18. The on-line combustionless method of claim 2 wherein said method includes maintaining the first mass sensor, the second mass sensor and the chromatographic column at the same temperature.

19. The on-line combustionless method of claim 2 wherein said method includes maintaining the pressure of the natural gas and the pressure of the known reference gas constant.
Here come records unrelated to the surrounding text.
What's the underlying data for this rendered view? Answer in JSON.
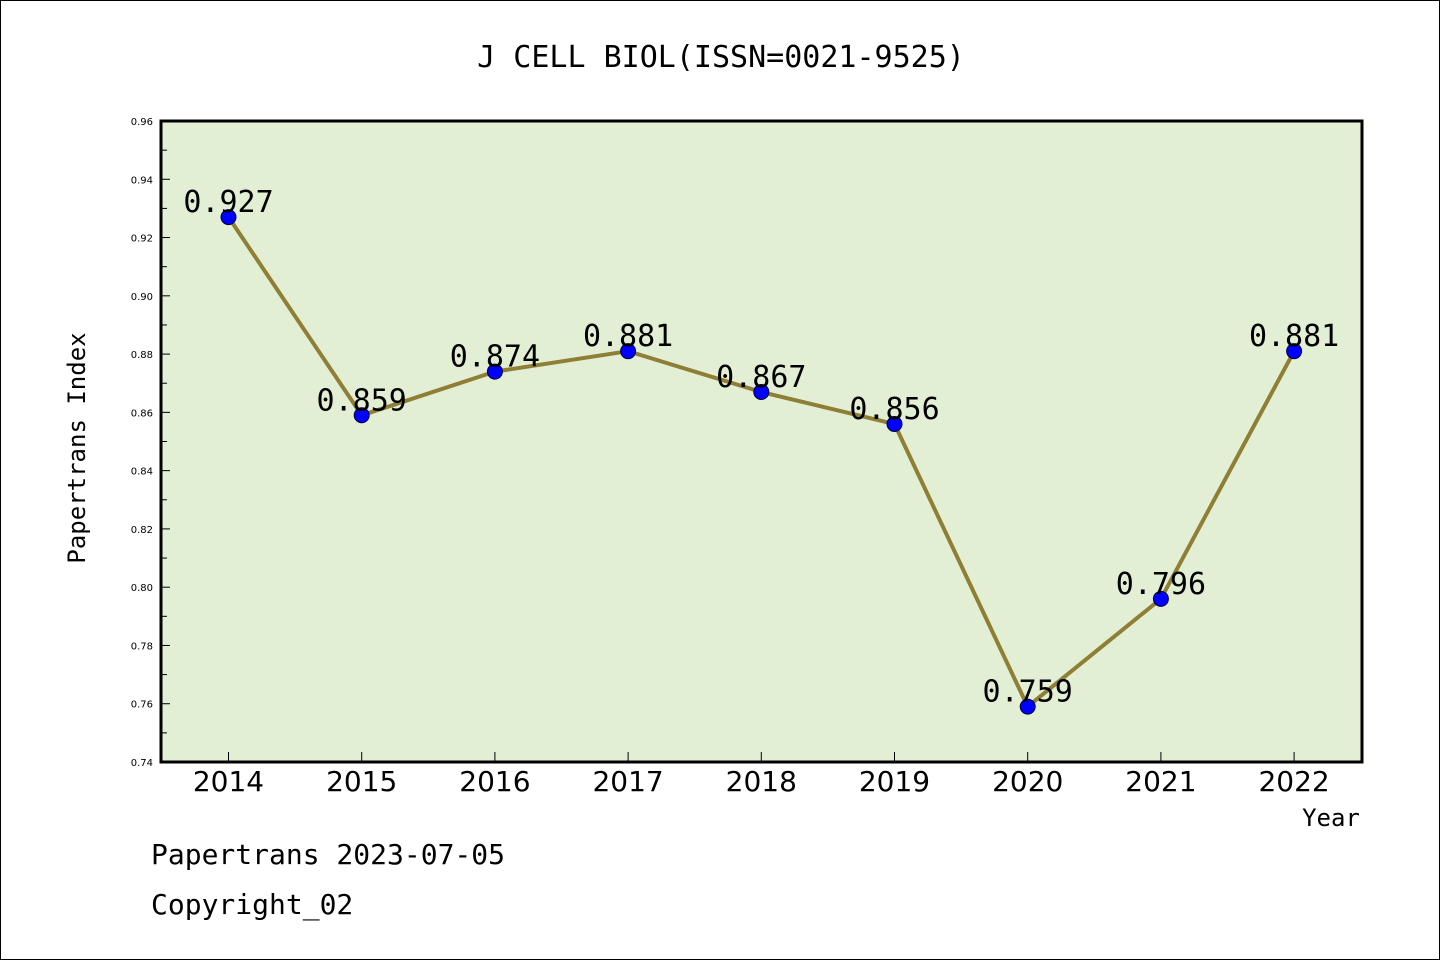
{
  "chart_data": {
    "type": "line",
    "title": "J CELL BIOL(ISSN=0021-9525)",
    "xlabel": "Year",
    "ylabel": "Papertrans Index",
    "categories": [
      "2014",
      "2015",
      "2016",
      "2017",
      "2018",
      "2019",
      "2020",
      "2021",
      "2022"
    ],
    "values": [
      0.927,
      0.859,
      0.874,
      0.881,
      0.867,
      0.856,
      0.759,
      0.796,
      0.881
    ],
    "data_labels": [
      "0.927",
      "0.859",
      "0.874",
      "0.881",
      "0.867",
      "0.856",
      "0.759",
      "0.796",
      "0.881"
    ],
    "ylim": [
      0.74,
      0.96
    ],
    "yticks": [
      "0.74",
      "0.76",
      "0.78",
      "0.80",
      "0.82",
      "0.84",
      "0.86",
      "0.88",
      "0.90",
      "0.92",
      "0.94",
      "0.96"
    ],
    "grid": false,
    "legend": "none",
    "colors": {
      "plot_background": "#e2efd5",
      "line": "#8f7f35",
      "marker": "#0000ff"
    }
  },
  "footer": {
    "line1": "Papertrans 2023-07-05",
    "line2": "Copyright_02"
  }
}
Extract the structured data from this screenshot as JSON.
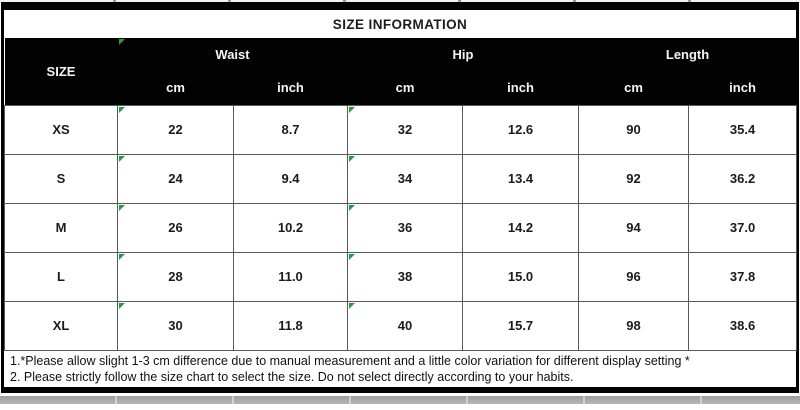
{
  "title": "SIZE INFORMATION",
  "table": {
    "size_col_header": "SIZE",
    "groups": [
      {
        "label": "Waist"
      },
      {
        "label": "Hip"
      },
      {
        "label": "Length"
      }
    ],
    "unit_headers": [
      "cm",
      "inch",
      "cm",
      "inch",
      "cm",
      "inch"
    ],
    "rows": [
      {
        "size": "XS",
        "values": [
          "22",
          "8.7",
          "32",
          "12.6",
          "90",
          "35.4"
        ]
      },
      {
        "size": "S",
        "values": [
          "24",
          "9.4",
          "34",
          "13.4",
          "92",
          "36.2"
        ]
      },
      {
        "size": "M",
        "values": [
          "26",
          "10.2",
          "36",
          "14.2",
          "94",
          "37.0"
        ]
      },
      {
        "size": "L",
        "values": [
          "28",
          "11.0",
          "38",
          "15.0",
          "96",
          "37.8"
        ]
      },
      {
        "size": "XL",
        "values": [
          "30",
          "11.8",
          "40",
          "15.7",
          "98",
          "38.6"
        ]
      }
    ],
    "green_flag_value_columns": [
      0,
      2
    ]
  },
  "notes": [
    "1.*Please allow slight 1-3 cm difference due to manual measurement and a little color variation for different display setting *",
    "2. Please strictly follow the size chart to select the size. Do not select directly according to your habits."
  ],
  "colors": {
    "header_bg": "#020202",
    "header_text": "#f5f5f5",
    "grid_line": "#595959",
    "green_flag": "#1f9d44",
    "bottom_strip": "#a9a9a9"
  }
}
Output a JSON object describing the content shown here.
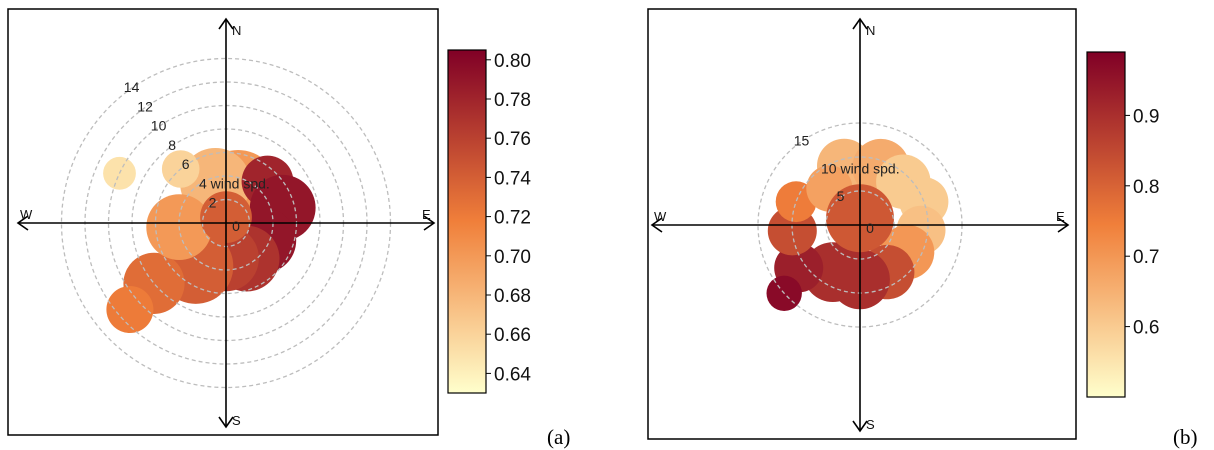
{
  "chart_data": [
    {
      "type": "polar-heatmap",
      "panel_label": "(a)",
      "directions": {
        "north": "N",
        "east": "E",
        "south": "S",
        "west": "W"
      },
      "radial_axis": {
        "ticks": [
          0,
          2,
          4,
          6,
          8,
          10,
          12,
          14
        ],
        "tick_labels": [
          "0",
          "2",
          "4 wind spd.",
          "6",
          "8",
          "10",
          "12",
          "14"
        ],
        "range": [
          0,
          16
        ]
      },
      "colorbar": {
        "range": [
          0.63,
          0.805
        ],
        "ticks": [
          "0.64",
          "0.66",
          "0.68",
          "0.70",
          "0.72",
          "0.74",
          "0.76",
          "0.78",
          "0.80"
        ],
        "low_color": "#ffffcc",
        "mid_color": "#f07f3a",
        "high_color": "#800026"
      },
      "blobs": [
        {
          "angle": 20,
          "ws": 3,
          "radius": 3.4,
          "value": 0.7
        },
        {
          "angle": 345,
          "ws": 3.5,
          "radius": 3.0,
          "value": 0.68
        },
        {
          "angle": 320,
          "ws": 6,
          "radius": 1.6,
          "value": 0.66
        },
        {
          "angle": 45,
          "ws": 5,
          "radius": 2.2,
          "value": 0.78
        },
        {
          "angle": 75,
          "ws": 5,
          "radius": 2.8,
          "value": 0.79
        },
        {
          "angle": 115,
          "ws": 3.5,
          "radius": 2.8,
          "value": 0.79
        },
        {
          "angle": 150,
          "ws": 3.5,
          "radius": 2.8,
          "value": 0.77
        },
        {
          "angle": 180,
          "ws": 3,
          "radius": 2.8,
          "value": 0.76
        },
        {
          "angle": 215,
          "ws": 4.5,
          "radius": 3.2,
          "value": 0.74
        },
        {
          "angle": 230,
          "ws": 8,
          "radius": 2.6,
          "value": 0.73
        },
        {
          "angle": 228,
          "ws": 11,
          "radius": 2.0,
          "value": 0.72
        },
        {
          "angle": 265,
          "ws": 4,
          "radius": 2.8,
          "value": 0.7
        },
        {
          "angle": 295,
          "ws": 10,
          "radius": 1.4,
          "value": 0.65
        },
        {
          "angle": 0,
          "ws": 0.5,
          "radius": 2.2,
          "value": 0.74
        }
      ]
    },
    {
      "type": "polar-heatmap",
      "panel_label": "(b)",
      "directions": {
        "north": "N",
        "east": "E",
        "south": "S",
        "west": "W"
      },
      "radial_axis": {
        "ticks": [
          0,
          5,
          10,
          15
        ],
        "tick_labels": [
          "0",
          "5",
          "10 wind spd.",
          "15"
        ],
        "range": [
          0,
          20
        ]
      },
      "colorbar": {
        "range": [
          0.5,
          0.99
        ],
        "ticks": [
          "0.6",
          "0.7",
          "0.8",
          "0.9"
        ],
        "low_color": "#ffffcc",
        "mid_color": "#f07f3a",
        "high_color": "#800026"
      },
      "blobs": [
        {
          "angle": 345,
          "ws": 9,
          "radius": 4.0,
          "value": 0.64
        },
        {
          "angle": 20,
          "ws": 9,
          "radius": 4.2,
          "value": 0.66
        },
        {
          "angle": 45,
          "ws": 9,
          "radius": 4.0,
          "value": 0.6
        },
        {
          "angle": 70,
          "ws": 10,
          "radius": 3.6,
          "value": 0.6
        },
        {
          "angle": 95,
          "ws": 9,
          "radius": 3.6,
          "value": 0.62
        },
        {
          "angle": 120,
          "ws": 8,
          "radius": 4.0,
          "value": 0.7
        },
        {
          "angle": 150,
          "ws": 8,
          "radius": 4.0,
          "value": 0.84
        },
        {
          "angle": 180,
          "ws": 8,
          "radius": 4.4,
          "value": 0.9
        },
        {
          "angle": 210,
          "ws": 8,
          "radius": 4.4,
          "value": 0.9
        },
        {
          "angle": 235,
          "ws": 11,
          "radius": 3.6,
          "value": 0.93
        },
        {
          "angle": 228,
          "ws": 15,
          "radius": 2.6,
          "value": 0.97
        },
        {
          "angle": 265,
          "ws": 10,
          "radius": 3.6,
          "value": 0.84
        },
        {
          "angle": 290,
          "ws": 10,
          "radius": 3.0,
          "value": 0.75
        },
        {
          "angle": 320,
          "ws": 7,
          "radius": 3.4,
          "value": 0.68
        },
        {
          "angle": 0,
          "ws": 1,
          "radius": 5.0,
          "value": 0.82
        }
      ]
    }
  ]
}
20. An apparatus for use in determining the heating value per unit volume of a natural gas, containing a known gas, which is used as a reference gas, comprising:

(a) a chromatographic column having an inlet and an outlet;

(b) a first mass sensor having an inlet and an outlet, and a second mass sensor having an inlet and an outlet;

(c) first means for alternatively connecting the inlet of said column to one of a source of the known reference gas and a source of the natural gas;

(d) a length of tubing connected between said first mass sensor outlet and to said second mass sensor inlet, said tubing being sized to provide a desired time delay for the arrival of a gas mixture at the second mass sensor;

(e) second means for alternatively connecting said first sensor inlet to one of the source of said known reference gas, the source of the natural gas, and the outlet of said chromatographic column; and

(f) control means for selectively controlling the operation of said first and second means such that gas is determined from output signals of said first and second sensors.

21. The apparatus of claim 20 further comprising instrument amplifiers for determining the differential output of the first mass sensor and the second mass sensor.